Why is Misfuelling more common in the UK than in the USA?

The basic reason is that there are more diesel vehicles on UK roads than on US roads, which is crazy to think considering that the UK only has 15% of the total number of vehicles of the US.

This all came about because in 2001 the then Chancellor – Gordon Brown – introduced a new system of car tax aimed at protecting the environment. The measure looked to reduce the emissions of CO2 (higher in petrol vehicles) but did not take into consideration that diesel vehicles emit other pollutants which can be hazardous to health.

The resulting financial incentive for diesel cars helped to prompt a “dash for diesel” after it came into effect. This particularly happened within company car fleets which were responsible for a substantial proportion of new car purchases.

There are now 12 million diesel cars on Britain’s roads, whereas back in 2000 there were only three million. And in recent years diesels have accounted for around half the new car market, whereas in 2000 only one in seven new cars was a diesel model.

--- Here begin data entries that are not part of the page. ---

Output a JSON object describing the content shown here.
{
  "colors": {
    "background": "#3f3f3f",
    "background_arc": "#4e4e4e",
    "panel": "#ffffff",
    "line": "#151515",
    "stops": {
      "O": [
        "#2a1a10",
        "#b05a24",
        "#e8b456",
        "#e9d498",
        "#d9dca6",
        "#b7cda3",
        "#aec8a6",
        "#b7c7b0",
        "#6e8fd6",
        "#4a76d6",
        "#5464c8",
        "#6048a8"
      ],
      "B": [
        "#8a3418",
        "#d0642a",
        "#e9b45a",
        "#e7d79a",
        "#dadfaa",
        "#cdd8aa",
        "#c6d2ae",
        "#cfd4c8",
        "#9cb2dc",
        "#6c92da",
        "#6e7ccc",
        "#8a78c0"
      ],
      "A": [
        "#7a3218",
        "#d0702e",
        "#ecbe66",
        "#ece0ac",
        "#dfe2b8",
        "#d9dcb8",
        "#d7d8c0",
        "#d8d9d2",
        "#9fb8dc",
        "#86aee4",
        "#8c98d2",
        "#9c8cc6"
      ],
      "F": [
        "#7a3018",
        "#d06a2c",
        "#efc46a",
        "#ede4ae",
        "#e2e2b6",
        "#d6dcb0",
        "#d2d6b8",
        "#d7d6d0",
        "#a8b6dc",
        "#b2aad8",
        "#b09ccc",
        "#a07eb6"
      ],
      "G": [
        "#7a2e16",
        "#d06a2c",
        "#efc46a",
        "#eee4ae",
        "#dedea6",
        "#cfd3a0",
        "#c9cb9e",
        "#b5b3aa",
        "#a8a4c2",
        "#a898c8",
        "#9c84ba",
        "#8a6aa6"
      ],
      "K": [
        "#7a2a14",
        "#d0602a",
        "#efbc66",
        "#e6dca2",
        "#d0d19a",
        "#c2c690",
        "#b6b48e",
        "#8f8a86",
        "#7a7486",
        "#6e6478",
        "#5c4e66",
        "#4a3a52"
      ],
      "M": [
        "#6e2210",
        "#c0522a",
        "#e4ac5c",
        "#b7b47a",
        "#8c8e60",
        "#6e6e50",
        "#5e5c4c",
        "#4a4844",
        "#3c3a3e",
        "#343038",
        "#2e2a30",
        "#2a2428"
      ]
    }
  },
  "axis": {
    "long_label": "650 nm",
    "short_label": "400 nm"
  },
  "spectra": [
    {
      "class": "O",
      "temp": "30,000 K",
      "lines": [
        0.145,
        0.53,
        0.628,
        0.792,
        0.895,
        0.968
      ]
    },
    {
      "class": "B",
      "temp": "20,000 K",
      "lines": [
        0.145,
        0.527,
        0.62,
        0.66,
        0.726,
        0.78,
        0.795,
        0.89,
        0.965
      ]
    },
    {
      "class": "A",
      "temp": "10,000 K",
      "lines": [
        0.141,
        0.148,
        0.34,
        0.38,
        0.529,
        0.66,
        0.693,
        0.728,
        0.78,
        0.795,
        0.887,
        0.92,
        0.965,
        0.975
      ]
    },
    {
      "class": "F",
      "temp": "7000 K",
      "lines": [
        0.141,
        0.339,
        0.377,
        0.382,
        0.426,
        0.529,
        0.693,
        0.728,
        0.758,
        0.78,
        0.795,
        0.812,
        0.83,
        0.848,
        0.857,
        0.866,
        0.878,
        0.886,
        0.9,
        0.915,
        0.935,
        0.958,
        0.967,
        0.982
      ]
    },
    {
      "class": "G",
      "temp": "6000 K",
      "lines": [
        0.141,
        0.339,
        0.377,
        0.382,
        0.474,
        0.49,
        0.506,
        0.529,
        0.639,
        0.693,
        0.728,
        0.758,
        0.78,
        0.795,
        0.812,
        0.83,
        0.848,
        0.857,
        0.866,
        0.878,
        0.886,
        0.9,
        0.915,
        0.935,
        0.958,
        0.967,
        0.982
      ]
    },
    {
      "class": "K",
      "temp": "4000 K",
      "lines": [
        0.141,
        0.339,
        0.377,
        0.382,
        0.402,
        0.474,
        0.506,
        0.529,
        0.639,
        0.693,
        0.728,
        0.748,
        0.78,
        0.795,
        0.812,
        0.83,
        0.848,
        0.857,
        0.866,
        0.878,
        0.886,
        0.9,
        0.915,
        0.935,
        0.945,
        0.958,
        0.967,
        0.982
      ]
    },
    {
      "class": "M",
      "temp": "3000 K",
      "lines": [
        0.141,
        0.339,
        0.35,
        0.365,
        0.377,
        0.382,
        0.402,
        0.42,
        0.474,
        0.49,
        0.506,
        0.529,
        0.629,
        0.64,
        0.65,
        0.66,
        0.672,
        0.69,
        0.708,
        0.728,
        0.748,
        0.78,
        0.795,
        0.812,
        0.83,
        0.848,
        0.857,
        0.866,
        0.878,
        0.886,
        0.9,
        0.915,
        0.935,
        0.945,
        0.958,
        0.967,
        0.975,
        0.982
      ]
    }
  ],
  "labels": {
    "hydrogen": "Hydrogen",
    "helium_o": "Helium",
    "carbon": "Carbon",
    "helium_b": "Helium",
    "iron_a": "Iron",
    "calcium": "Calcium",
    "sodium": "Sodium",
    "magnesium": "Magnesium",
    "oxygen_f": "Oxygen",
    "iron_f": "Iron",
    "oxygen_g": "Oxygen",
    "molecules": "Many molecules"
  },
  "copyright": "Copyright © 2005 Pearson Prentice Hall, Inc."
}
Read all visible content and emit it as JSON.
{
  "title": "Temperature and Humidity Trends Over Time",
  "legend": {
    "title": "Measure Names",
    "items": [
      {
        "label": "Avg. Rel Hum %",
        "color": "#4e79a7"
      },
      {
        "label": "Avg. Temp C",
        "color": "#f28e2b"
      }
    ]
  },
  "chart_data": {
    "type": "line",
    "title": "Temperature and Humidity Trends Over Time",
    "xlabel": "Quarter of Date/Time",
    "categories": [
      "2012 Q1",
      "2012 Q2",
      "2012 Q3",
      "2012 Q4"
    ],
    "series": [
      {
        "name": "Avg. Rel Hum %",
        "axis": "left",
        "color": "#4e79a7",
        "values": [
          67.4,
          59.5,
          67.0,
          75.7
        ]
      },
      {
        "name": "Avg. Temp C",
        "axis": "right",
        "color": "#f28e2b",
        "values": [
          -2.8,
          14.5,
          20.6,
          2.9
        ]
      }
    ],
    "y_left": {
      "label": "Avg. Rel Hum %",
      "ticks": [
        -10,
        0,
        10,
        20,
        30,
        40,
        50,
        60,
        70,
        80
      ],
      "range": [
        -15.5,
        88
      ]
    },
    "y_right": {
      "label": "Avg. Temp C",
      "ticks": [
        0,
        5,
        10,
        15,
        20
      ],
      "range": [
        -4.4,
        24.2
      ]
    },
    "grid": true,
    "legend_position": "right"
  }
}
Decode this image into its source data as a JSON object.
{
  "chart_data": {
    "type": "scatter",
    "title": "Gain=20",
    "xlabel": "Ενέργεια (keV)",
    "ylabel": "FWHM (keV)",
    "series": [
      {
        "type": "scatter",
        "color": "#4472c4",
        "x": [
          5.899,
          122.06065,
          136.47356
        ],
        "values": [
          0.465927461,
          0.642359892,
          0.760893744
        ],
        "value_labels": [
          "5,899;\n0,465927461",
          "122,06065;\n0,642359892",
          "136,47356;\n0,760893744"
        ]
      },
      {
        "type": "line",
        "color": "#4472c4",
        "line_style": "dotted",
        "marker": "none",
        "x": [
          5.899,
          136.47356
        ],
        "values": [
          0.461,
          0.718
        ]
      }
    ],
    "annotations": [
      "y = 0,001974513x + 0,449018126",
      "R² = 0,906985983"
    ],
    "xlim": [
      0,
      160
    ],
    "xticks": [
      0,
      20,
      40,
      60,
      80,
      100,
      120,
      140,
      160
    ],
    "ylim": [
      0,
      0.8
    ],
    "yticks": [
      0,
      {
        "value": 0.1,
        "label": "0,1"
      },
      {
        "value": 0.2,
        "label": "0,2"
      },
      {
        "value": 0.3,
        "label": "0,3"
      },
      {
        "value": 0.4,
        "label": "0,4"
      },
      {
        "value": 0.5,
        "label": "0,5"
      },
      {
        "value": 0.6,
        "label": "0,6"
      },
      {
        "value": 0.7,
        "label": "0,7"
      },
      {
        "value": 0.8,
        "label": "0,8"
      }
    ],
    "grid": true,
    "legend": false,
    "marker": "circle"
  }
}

Looking over the Atlantic we see in a 2014 survey that there were about 8.5 million diesel vehicles on US roads – a mere 4% of total vehicles. And only 1% of all vehicles on US roads are diesel cars (the rest of the diesel vehicles are medium and heavy goods vehicles).

With this data in mind we can see that almost every 2nd or 3rd car in the UK is diesel, whereas that figure is 1 in 20 in the US.

This means that there are more diesel drivers in the UK, and therefore more opportunities for misfuelling to occur. So we can see how it is possible for there to be between 130,000 and 150,000 misfuels every year in the UK alone.

Using these figures we can see that about 1 in 300 cars in the UK is misfuelled every year. However, looking at the total number of vehicles, in the US we see that this figure more like 1 in 3000 (about 90,000 misfuels a year). Misfuelling still occurs in the States but, as it is at such a low percentage of all cars, it seems almost negligible.

And the moral of the story is: misfuelling occurs everywhere. Be alert for it!